If you aren’t familiar with Rabbi Naor, some words of introduction are in order. A multifaceted scholar with interests in many fields of Judaic studies, Rav Naor has translated and annotated hundreds of pages of Rav Kook’s writings. These include Orot, When God becomes History and The Tales of Rabbah Bar Rave Chana. (All available through Kodesh Press.) Other books include sections of Rav Kook’s Midbar Shur and Ein Aya, as well as his Haggadah and Siddur.
His style is intellectual and instructive, but the narrative is inviting as well. He invites the reader into the discussion and controversy being debated by breaking down the topic at hand, adding the historical background to put the issues into context.
This particular book is a collection of Rav Naor’s essays. Each is a veritable “world” of Jewish thought, containing layers of exegesis and explanation to explore within each topic. We are introduced to Rav Naor’s musings as well as vignettes of encounters with the authors, students and heirs of the texts in question. The book is divided into topical sections, including Chumash, Talmud, the Rambam, Kabbalah, and Chassidus; as well as the thought and history of Rav Kook, Moshiach, and book reviews (which are essays on the topics discussed in the reviewed book).
Each essay is a voyage through the topic at hand, exploring questions, concepts and the history of ideas encapsulated therein. Rav Naor’s footnotes make for veritable rabbit holes to fall down, adding more depth and complexity to the comparatively easier read of the essays.

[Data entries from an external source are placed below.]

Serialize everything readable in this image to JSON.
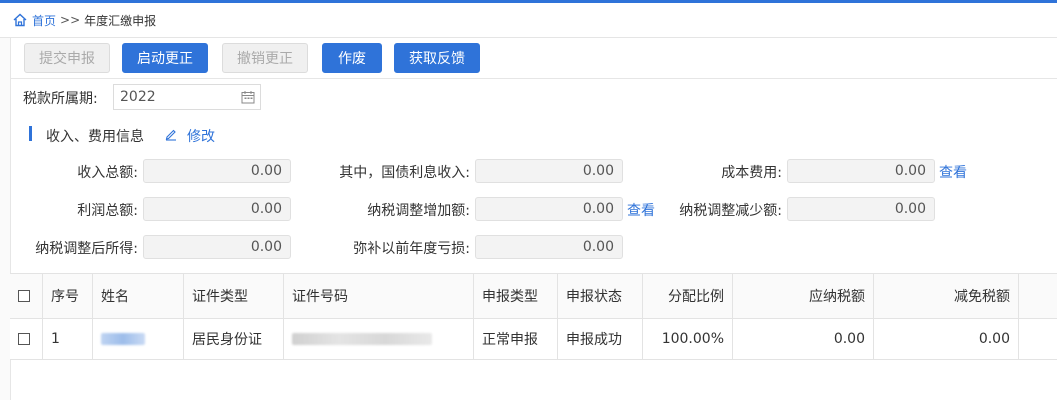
{
  "breadcrumb": {
    "home": "首页",
    "separator": ">>",
    "current": "年度汇缴申报"
  },
  "toolbar": {
    "submit": "提交申报",
    "start_correction": "启动更正",
    "cancel_correction": "撤销更正",
    "void": "作废",
    "get_feedback": "获取反馈"
  },
  "period": {
    "label": "税款所属期:",
    "value": "2022"
  },
  "section": {
    "title": "收入、费用信息",
    "edit": "修改"
  },
  "fields": {
    "total_income": {
      "label": "收入总额:",
      "value": "0.00"
    },
    "bond_interest": {
      "label": "其中，国债利息收入:",
      "value": "0.00"
    },
    "cost": {
      "label": "成本费用:",
      "value": "0.00",
      "link": "查看"
    },
    "total_profit": {
      "label": "利润总额:",
      "value": "0.00"
    },
    "adjust_increase": {
      "label": "纳税调整增加额:",
      "value": "0.00",
      "link": "查看"
    },
    "adjust_decrease": {
      "label": "纳税调整减少额:",
      "value": "0.00"
    },
    "adjusted_income": {
      "label": "纳税调整后所得:",
      "value": "0.00"
    },
    "prior_loss": {
      "label": "弥补以前年度亏损:",
      "value": "0.00"
    }
  },
  "table": {
    "headers": [
      "序号",
      "姓名",
      "证件类型",
      "证件号码",
      "申报类型",
      "申报状态",
      "分配比例",
      "应纳税额",
      "减免税额"
    ],
    "rows": [
      {
        "index": "1",
        "id_type": "居民身份证",
        "declare_type": "正常申报",
        "status": "申报成功",
        "ratio": "100.00%",
        "tax_payable": "0.00",
        "tax_relief": "0.00"
      }
    ]
  },
  "colors": {
    "accent": "#2f73d9"
  }
}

We meet the occupants of Rav Naor’s imagined library, general philosophers as well as musicians of Western culture (where else does Leonard Cohen engage in dialogue with Rav Kook?). We become acquainted with various kabbalists ranging from members of the Arizal’s inner circle like Rav Meir Poppers and Naftaly Hertz Bachrach through modern scholars such as Yosef Avivi. Rav Naor introduces us to Chasidic Rebbes and their thought systems, and competing courts. (Did you know the differences between three different Chabad schools?)

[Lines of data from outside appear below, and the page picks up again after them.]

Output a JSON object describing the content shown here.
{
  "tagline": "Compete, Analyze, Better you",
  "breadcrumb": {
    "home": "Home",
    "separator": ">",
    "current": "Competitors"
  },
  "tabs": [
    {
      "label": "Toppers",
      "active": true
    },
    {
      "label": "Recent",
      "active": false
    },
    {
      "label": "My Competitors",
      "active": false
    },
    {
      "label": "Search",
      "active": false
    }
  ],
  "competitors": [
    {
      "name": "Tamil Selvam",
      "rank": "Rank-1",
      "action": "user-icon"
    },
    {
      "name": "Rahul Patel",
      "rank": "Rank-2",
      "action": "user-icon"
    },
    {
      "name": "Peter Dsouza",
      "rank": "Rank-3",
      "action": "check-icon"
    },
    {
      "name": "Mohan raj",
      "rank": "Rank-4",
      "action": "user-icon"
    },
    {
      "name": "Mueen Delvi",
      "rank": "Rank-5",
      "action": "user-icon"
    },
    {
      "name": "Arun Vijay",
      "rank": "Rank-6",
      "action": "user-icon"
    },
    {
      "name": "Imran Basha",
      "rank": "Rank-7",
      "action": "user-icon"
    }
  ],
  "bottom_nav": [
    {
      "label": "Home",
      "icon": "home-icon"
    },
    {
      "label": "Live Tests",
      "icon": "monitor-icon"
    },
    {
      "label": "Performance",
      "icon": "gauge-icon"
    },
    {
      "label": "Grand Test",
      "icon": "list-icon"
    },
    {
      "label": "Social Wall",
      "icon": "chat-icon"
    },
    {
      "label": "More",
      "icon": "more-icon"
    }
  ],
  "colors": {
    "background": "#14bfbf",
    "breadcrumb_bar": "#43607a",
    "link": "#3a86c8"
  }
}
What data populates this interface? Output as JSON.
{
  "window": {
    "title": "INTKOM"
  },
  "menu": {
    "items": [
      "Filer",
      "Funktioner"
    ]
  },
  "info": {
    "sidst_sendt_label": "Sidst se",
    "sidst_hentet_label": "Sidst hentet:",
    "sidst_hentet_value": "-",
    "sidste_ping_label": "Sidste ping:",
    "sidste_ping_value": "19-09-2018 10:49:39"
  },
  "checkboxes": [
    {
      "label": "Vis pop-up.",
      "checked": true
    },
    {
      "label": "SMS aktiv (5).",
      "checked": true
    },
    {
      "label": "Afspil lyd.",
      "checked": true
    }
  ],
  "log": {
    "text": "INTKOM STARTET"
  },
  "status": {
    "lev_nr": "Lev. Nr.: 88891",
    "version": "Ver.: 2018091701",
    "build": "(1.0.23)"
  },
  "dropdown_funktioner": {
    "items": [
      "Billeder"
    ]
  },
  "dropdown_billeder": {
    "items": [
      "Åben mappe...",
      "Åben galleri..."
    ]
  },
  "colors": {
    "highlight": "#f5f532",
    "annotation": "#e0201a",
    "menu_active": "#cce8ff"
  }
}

We visit with European and Israeli rabbis who moved to America; some of whom you’ve heard of and some who you’ll want to learn more about, like Rav Soloveitchik of Yeshiva University and Boston and his family and cousins in Yerushalayim analyzing the Rambam. We’ll be able to “listen in” on the Rav’s class on Moreh Nevuchim from 1950-1. We’ll meet Lithuanian kabbalists and Israeli poets, Zionists and their opponents. Rav Naor will lead us on a search for Rav Kook’s yeshiva from Yafo and its students who seem to have faded into anonymity. It’s an overall heady and exciting read.
His title is very apropos. Each essay is a “world” of its own, seemingly connected only by the binding which closes the book. How, then, can we understand Rav Naor’s navigation? What is the direction? What is the thread that connects parshat ha’shavua, the Talmud, Maimonides, kabbalah, chassidus, and reviews of recent books? It would seem that the topics are too varied and too far-reaching to be cerebrally related.
Upon further consideration, I realized that each essay contains a discrete or overt connection to Rav Kook. He is the lodestar helping the reader navigate these worlds. I believe Rav Naor to be primarily influenced and therefore deeply connected to Rav Kook and his worldview. It is through his lens that the topics are viewed, weaving the disparate essays into the tapestry that is Rav Kook’s weltanschauung. Indeed, there are few topics that Rav Kook himself did not think, learn, and write about.
The volume would benefit greatly from an index since the footnotes are such expansive mines of information that it becomes difficult to remember the location of each nugget.
One can enjoy the essays as stand-alone worlds or can see how they are all luminaries in the cosmos of a broad thinker.